На каком-то уровне потрясения в университетской системе для Маруямы остались необъяснимы. Его презрение к «нацистскому» поведению тех, кто напал на него, было зафиксировано; для него не существовало более сильного выражения презрения, чем это. Должно быть, горько было видеть, как его идеал демократии как перманентной революции оказался таким образом разрушен. Но этот опыт не побудил его выступить в защиту статус-кво; его политика осталась такой, какой она была, то есть независимой и левоинтернационалистской (а не возвышенно-космополитической). Наоборот, с этого момента и вплоть до 1980-х годов работа Маруямы была посвящена «глубинным аспектам» истории Японии, в частности тому, что он последовательно называл «прототипом», «древним субстратом» (косо:
) и, наконец, basso ostinato, которое действовало в различных измерениях архаичного японского сознания292. Его цель состояла не в предотвращении изменений, а в их моделировании. «Перемены» воспринимались в контексте непрерывной преемственности (цугицуги то нариюку икиои), которая, казалось, противоречила прогрессивному, телеологическому взгляду на историю. Однако он заметил:Концепция линейной и непрерывной преемственности поколений [как в родословной] или событий, символизируемая цугицуги,
необязательно означала, что смысл истории вкладывается единообразно в каждый момент, и, следовательно, не обязательно исключала признание того, что в истории существуют этапы или поворотные моменты. <…> Древний субстрат не означает прогресс, а, скорее, имеет сверхъестественное сходство с представлением, основанным на биологической науке, об эволюции как процессе бесконечной адаптации. <…> Ядро образа истории в «древнем субстрате» составляет не прошлое, и не будущее, а не что иное, как «настоящее» [Маруяма 1972 :19, 35]293.В сфере политики Маруяма обнаружил взгляд на управление (мацуригото
), понимаемое как служение вышестоящему, то есть с точки зрения «подчинения» субъекта как такового. Основываясь на филологических комментариях Мотоори Норинаги, Маруяма отверг влиятельное мнение Хираты Ацутанэ о том, что мацуригото возникло из поклонения императора ками, подчеркнув его изначально человеческий и политический характер: все эти поздние надстройки в рамках современной императорской системы, по мнению Хираты, были на самом деле извращением.

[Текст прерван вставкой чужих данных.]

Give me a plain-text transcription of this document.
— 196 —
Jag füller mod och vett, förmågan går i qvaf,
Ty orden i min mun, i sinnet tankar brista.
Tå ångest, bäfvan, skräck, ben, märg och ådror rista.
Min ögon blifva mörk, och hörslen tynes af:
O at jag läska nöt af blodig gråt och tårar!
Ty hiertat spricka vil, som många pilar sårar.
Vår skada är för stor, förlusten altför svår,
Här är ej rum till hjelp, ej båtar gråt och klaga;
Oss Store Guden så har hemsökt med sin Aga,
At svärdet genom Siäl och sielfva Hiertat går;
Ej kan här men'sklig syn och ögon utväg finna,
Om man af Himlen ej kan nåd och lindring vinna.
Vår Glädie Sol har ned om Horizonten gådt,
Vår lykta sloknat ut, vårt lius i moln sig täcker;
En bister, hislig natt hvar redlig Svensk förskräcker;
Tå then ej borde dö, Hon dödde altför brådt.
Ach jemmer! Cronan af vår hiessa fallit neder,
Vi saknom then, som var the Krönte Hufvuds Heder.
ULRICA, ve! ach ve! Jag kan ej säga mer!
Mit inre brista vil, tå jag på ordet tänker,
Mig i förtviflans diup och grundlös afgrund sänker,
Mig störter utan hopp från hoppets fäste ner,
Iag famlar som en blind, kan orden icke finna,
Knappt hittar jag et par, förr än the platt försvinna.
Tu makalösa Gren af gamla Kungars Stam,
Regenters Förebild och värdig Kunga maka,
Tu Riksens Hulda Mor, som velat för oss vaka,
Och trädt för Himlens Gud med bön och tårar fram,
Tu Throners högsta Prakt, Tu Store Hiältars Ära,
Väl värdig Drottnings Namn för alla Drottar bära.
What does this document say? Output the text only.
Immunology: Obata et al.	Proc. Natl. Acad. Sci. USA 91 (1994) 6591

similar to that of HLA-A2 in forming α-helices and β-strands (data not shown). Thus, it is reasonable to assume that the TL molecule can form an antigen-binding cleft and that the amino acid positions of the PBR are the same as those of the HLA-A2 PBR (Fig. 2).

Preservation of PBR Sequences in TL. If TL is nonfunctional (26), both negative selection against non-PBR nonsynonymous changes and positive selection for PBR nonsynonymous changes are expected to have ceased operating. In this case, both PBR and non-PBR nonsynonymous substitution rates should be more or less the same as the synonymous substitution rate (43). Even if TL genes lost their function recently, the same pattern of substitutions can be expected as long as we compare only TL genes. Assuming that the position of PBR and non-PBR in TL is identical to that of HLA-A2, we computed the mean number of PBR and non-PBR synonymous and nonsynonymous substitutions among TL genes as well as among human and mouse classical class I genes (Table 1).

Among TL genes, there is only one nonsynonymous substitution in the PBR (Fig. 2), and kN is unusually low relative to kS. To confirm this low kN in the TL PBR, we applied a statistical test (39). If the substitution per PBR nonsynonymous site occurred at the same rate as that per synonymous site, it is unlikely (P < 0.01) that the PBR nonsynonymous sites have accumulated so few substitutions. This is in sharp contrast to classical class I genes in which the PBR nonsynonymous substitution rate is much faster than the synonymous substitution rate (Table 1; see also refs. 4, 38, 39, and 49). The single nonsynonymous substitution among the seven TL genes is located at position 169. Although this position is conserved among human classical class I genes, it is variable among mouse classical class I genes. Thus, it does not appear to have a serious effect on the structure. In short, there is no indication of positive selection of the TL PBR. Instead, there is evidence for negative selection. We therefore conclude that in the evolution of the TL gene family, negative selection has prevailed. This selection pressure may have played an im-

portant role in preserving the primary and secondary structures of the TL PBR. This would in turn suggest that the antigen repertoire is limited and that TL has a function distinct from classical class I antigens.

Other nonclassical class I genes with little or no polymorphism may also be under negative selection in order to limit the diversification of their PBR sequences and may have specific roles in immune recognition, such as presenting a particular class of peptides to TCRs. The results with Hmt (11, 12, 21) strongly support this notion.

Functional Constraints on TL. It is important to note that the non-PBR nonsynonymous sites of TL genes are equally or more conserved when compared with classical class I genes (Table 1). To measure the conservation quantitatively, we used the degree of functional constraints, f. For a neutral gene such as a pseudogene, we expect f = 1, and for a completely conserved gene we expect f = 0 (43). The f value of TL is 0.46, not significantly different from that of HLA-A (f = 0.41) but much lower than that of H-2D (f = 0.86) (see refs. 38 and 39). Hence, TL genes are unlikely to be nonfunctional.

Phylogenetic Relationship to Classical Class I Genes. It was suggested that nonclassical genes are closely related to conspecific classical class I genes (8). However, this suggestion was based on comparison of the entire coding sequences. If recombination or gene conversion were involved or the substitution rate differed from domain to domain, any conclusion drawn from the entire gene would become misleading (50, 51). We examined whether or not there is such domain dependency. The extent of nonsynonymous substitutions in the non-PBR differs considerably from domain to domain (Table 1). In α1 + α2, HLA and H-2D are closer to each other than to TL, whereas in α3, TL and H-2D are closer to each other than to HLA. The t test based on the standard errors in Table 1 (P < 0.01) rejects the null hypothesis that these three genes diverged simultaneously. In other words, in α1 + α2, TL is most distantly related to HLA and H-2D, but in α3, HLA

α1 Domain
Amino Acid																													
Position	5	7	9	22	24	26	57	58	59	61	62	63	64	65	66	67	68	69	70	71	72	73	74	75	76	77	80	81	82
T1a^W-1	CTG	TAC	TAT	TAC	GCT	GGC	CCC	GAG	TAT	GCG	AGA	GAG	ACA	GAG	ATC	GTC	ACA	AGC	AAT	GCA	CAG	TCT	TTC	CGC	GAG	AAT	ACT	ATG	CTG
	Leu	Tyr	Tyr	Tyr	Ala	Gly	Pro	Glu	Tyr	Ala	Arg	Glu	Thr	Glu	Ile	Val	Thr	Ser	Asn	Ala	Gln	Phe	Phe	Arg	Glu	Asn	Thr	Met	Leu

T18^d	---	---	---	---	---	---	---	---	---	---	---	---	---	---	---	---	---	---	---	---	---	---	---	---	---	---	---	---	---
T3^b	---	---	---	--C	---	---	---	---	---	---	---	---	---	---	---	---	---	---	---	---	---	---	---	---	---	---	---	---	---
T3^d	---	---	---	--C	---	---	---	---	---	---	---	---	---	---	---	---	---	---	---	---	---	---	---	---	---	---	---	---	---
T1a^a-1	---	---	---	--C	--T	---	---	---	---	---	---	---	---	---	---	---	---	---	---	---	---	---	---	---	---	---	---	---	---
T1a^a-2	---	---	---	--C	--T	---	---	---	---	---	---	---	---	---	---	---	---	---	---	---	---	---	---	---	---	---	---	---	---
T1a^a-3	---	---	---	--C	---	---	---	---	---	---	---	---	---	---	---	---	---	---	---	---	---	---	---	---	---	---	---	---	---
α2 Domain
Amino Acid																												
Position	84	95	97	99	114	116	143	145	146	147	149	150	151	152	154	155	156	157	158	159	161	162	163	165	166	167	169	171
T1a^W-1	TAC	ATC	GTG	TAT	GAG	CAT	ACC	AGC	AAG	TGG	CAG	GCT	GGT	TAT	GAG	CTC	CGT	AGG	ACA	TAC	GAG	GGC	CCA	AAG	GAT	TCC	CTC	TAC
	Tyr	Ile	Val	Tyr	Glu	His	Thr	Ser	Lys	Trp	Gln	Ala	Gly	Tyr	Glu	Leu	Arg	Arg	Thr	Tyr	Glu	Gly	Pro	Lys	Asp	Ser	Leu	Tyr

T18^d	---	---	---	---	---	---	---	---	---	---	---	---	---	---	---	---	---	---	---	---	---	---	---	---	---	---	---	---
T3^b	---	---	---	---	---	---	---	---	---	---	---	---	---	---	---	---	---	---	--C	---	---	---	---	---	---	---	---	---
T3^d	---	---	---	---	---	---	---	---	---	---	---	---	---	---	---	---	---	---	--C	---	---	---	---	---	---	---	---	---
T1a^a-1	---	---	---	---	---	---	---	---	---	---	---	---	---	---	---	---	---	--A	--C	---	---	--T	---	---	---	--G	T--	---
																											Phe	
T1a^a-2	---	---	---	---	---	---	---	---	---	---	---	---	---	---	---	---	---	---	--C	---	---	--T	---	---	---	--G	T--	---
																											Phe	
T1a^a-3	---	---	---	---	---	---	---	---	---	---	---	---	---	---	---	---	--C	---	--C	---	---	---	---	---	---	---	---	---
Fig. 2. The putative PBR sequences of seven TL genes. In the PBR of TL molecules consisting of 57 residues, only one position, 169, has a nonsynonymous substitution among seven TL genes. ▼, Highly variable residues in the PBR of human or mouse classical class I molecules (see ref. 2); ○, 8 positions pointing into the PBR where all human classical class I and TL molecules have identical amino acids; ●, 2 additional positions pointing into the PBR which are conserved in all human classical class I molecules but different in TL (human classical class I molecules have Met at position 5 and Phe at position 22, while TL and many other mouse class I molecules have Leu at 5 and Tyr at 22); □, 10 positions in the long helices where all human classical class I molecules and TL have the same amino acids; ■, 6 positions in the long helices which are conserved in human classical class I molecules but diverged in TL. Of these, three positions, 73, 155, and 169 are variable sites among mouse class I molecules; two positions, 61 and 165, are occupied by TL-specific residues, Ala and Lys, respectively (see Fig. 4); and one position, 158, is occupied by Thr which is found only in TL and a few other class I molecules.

Однако остается более важный момент: управление осуществляется от имени, а не самим монархом (или, предположительно, суверенным народом), в котором заключается легитимность. Отношение субъекта к государству понимается как форма «контрибуционизма». И поскольку источник легитимности системы отделен (чего не было в императорской России или Китае) от фактического обладателя власти, Маруяма утверждал, что «революция системы крайне маловероятна» [Maruyama 1988: 43].В этих исследованиях Маруяма отодвигал истоки «японской мысли» все дальше и дальше в прошлое, подобно тому как Янагита Кунио, следуя за «исконно японской культурой», все дальше и дальше уходил на периферию архипелага. «Спустя столетие после того, как Ницше рассуждал о смерти Бога», заметил Маруяма, в своей абсолютизации «настоящего» западный историзм на самом деле поразительно сблизился с японскими настроениями (дзо:кэй
). Он писал:Возможно, что «непрерывность перемен», отличающая наше историческое сознание, и в этом аспекте стала фактором, выдвинувшим Японию в число самых передовых стран мира. Следует ли нам рассматривать этот парадокс как еще один пример «коварства разума» или как комедию, которая быстро приближается к своему завершению? [Маруяма 1972: 41].